The world has been keen on automation for several years now. Not often we see humans dispensing tickets or standing behind counters to help the customer. Screens have replaced humans in a lot of places. Receptionists don’t exist, and call forwarding is not a legit job. As a resident of a third world country and the second most populated nation, we are used to seeing human assistance for these simple tasks. I believe this is the right time to panic about how much automation has changed the world and will change our world in India too.
Some scientists have predicted that artificially intelligent robots could trigger a fourth industrial revolution. This is set to displace more than 50% of the current workforce by the year 2025. It is not surprising to discover that a humanoid robot could very easily perform most of the tasks that humans find menial. The robots could essentially over take 52% of the workload in less than a decade. In absolute numbers, a thinktank warned that a machine could force 75 million people out of job by 2022. Humans will be forced to change their education system and reconsider their traditional approach to jobs. This vision of the world will witness the computers and screens taking over the world. Even the rich may not withstand such an industrial revolution forcing most to the brink of poverty. Some fear that the social skills of humans may be lost in the chase to improve technology.

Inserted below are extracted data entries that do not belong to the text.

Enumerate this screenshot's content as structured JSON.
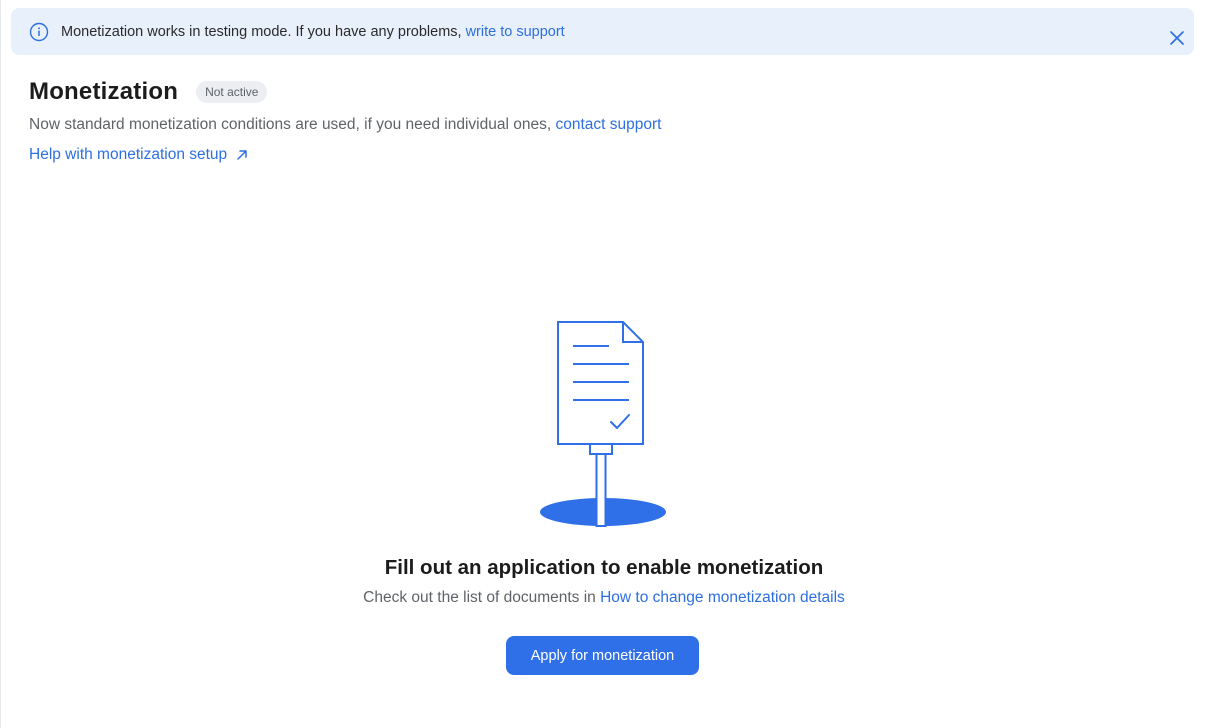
{
  "banner": {
    "message": "Monetization works in testing mode. If you have any problems,",
    "link": "write to support",
    "icon": "info-icon",
    "close_icon": "close-icon"
  },
  "header": {
    "title": "Monetization",
    "status": "Not active",
    "subtitle": "Now standard monetization conditions are used, if you need individual ones,",
    "subtitle_link": "contact support",
    "help_link": "Help with monetization setup",
    "help_icon": "external-link-arrow-icon"
  },
  "empty_state": {
    "illustration": "document-stand-icon",
    "title": "Fill out an application to enable monetization",
    "description": "Check out the list of documents in",
    "description_link": "How to change monetization details",
    "button_label": "Apply for monetization"
  },
  "colors": {
    "accent": "#2f6fe8",
    "link": "#2d6fe0",
    "banner_bg": "#e8f0fb",
    "badge_bg": "#eceef1"
  }
}
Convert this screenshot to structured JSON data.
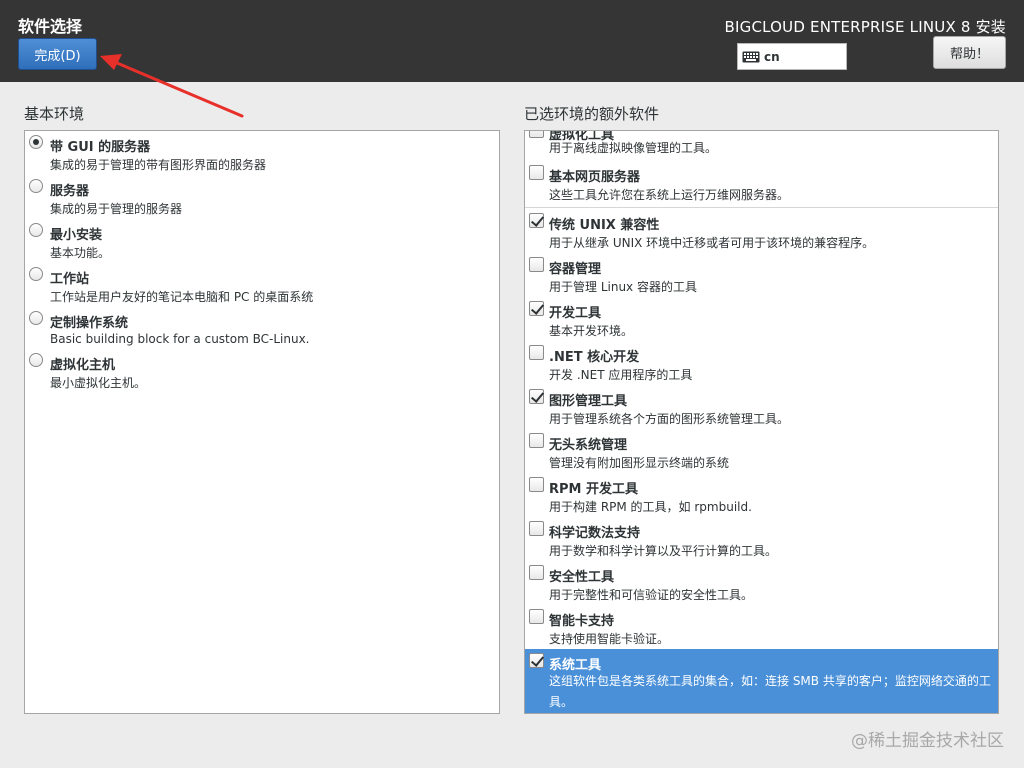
{
  "header": {
    "title": "软件选择",
    "done_label": "完成(D)",
    "product": "BIGCLOUD ENTERPRISE LINUX 8 安装",
    "keyboard_layout": "cn",
    "help_label": "帮助！"
  },
  "base_env": {
    "title": "基本环境",
    "items": [
      {
        "name": "带 GUI 的服务器",
        "desc": "集成的易于管理的带有图形界面的服务器",
        "selected": true
      },
      {
        "name": "服务器",
        "desc": "集成的易于管理的服务器",
        "selected": false
      },
      {
        "name": "最小安装",
        "desc": "基本功能。",
        "selected": false
      },
      {
        "name": "工作站",
        "desc": "工作站是用户友好的笔记本电脑和 PC 的桌面系统",
        "selected": false
      },
      {
        "name": "定制操作系统",
        "desc": "Basic building block for a custom BC-Linux.",
        "selected": false
      },
      {
        "name": "虚拟化主机",
        "desc": "最小虚拟化主机。",
        "selected": false
      }
    ]
  },
  "addons": {
    "title": "已选环境的额外软件",
    "items": [
      {
        "name": "虚拟化工具",
        "desc": "用于离线虚拟映像管理的工具。",
        "checked": false
      },
      {
        "name": "基本网页服务器",
        "desc": "这些工具允许您在系统上运行万维网服务器。",
        "checked": false
      },
      {
        "name": "传统 UNIX 兼容性",
        "desc": "用于从继承 UNIX 环境中迁移或者可用于该环境的兼容程序。",
        "checked": true
      },
      {
        "name": "容器管理",
        "desc": "用于管理 Linux 容器的工具",
        "checked": false
      },
      {
        "name": "开发工具",
        "desc": "基本开发环境。",
        "checked": true
      },
      {
        "name": ".NET 核心开发",
        "desc": "开发 .NET 应用程序的工具",
        "checked": false
      },
      {
        "name": "图形管理工具",
        "desc": "用于管理系统各个方面的图形系统管理工具。",
        "checked": true
      },
      {
        "name": "无头系统管理",
        "desc": "管理没有附加图形显示终端的系统",
        "checked": false
      },
      {
        "name": "RPM 开发工具",
        "desc": "用于构建 RPM 的工具，如 rpmbuild.",
        "checked": false
      },
      {
        "name": "科学记数法支持",
        "desc": "用于数学和科学计算以及平行计算的工具。",
        "checked": false
      },
      {
        "name": "安全性工具",
        "desc": "用于完整性和可信验证的安全性工具。",
        "checked": false
      },
      {
        "name": "智能卡支持",
        "desc": "支持使用智能卡验证。",
        "checked": false
      },
      {
        "name": "系统工具",
        "desc": "这组软件包是各类系统工具的集合，如：连接 SMB 共享的客户；监控网络交通的工具。",
        "checked": true,
        "highlighted": true
      }
    ]
  },
  "watermark": "@稀土掘金技术社区",
  "colors": {
    "header_bg": "#353535",
    "accent": "#4a90d9",
    "annotation_arrow": "#e8302a"
  }
}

Clearly, the worry has escalated causing people to reject the idea of artificial intelligence. A future with robot may be more beneficial than we all think. A few experts believe that though jobs are shredded, it may not be completely eliminated. Humans will be occupied with more important tasks as the AI soaks up the boring ones. With the advent of drone deliveries, Kroger, the American supermarket chain has already employed driverless R1 cars for grocery deliveries. Driverless cars may be one of the most significant changes that may be observed in the near future. The paths have already been laid for the same.
Dr. Irving Wldaesky-Berger, a former IBM employee has observed that while some jobs are susceptible to automation, other jobs that require human interaction, judgement, social skills are difficult to automate. Jobs that were belittled in the past, will become one of the most important in the future. Students studying sociology and psychology will be able to explore the pinnacle of their potentials. At the same time, automated jobs may not completely disappear. He also believes that automating parts of a job will increase the technical skill required from the human workforce thereby improving the productivity and quality of non-automated jobs. It will complement their skills with the machines and computers while enabling them to focus on the aspects of the job that most requires human judgement and attention.
Embracing job shredding means that the humans have to rethink various tasks for which the existing workforce will assume responsibilities, while they maintain similar pay. The jobs will also have to be adequately important. For a country such as India which contains a towering workforce, is it possible to occupy everyone with skilled jobs? The country is battling unemployment before artificial intelligence has taken over, it is truly worrisome the future of developing countries in contrast with the already developed countries whose industrial revolution took place over a century ago.
To all of those who read and appreciated Dan Brown’s book Origin, it may be the right time to hope that such a future may exist in reality- a world where he hoped humanity and technology merged and was absolved off all religious conflict between the people. The real world is moving towards technological improvements that were never before perceived, machines are capable of so much more than we had imagined. Technology will become so much a part of our lives, that humans may soon evolve to incorporate that in themselves. Western medicine has already made use of the technological advancements that have been made.
The artificial intelligence that we are all so readily afraid off may not be the end of human resourcefulness. Humans are adept with skill sets that machines may not yet be able to duplicate. With adequate changes in the education systems, we can train the human workforce to be superior. AI may be the utopian future we were all hoping for.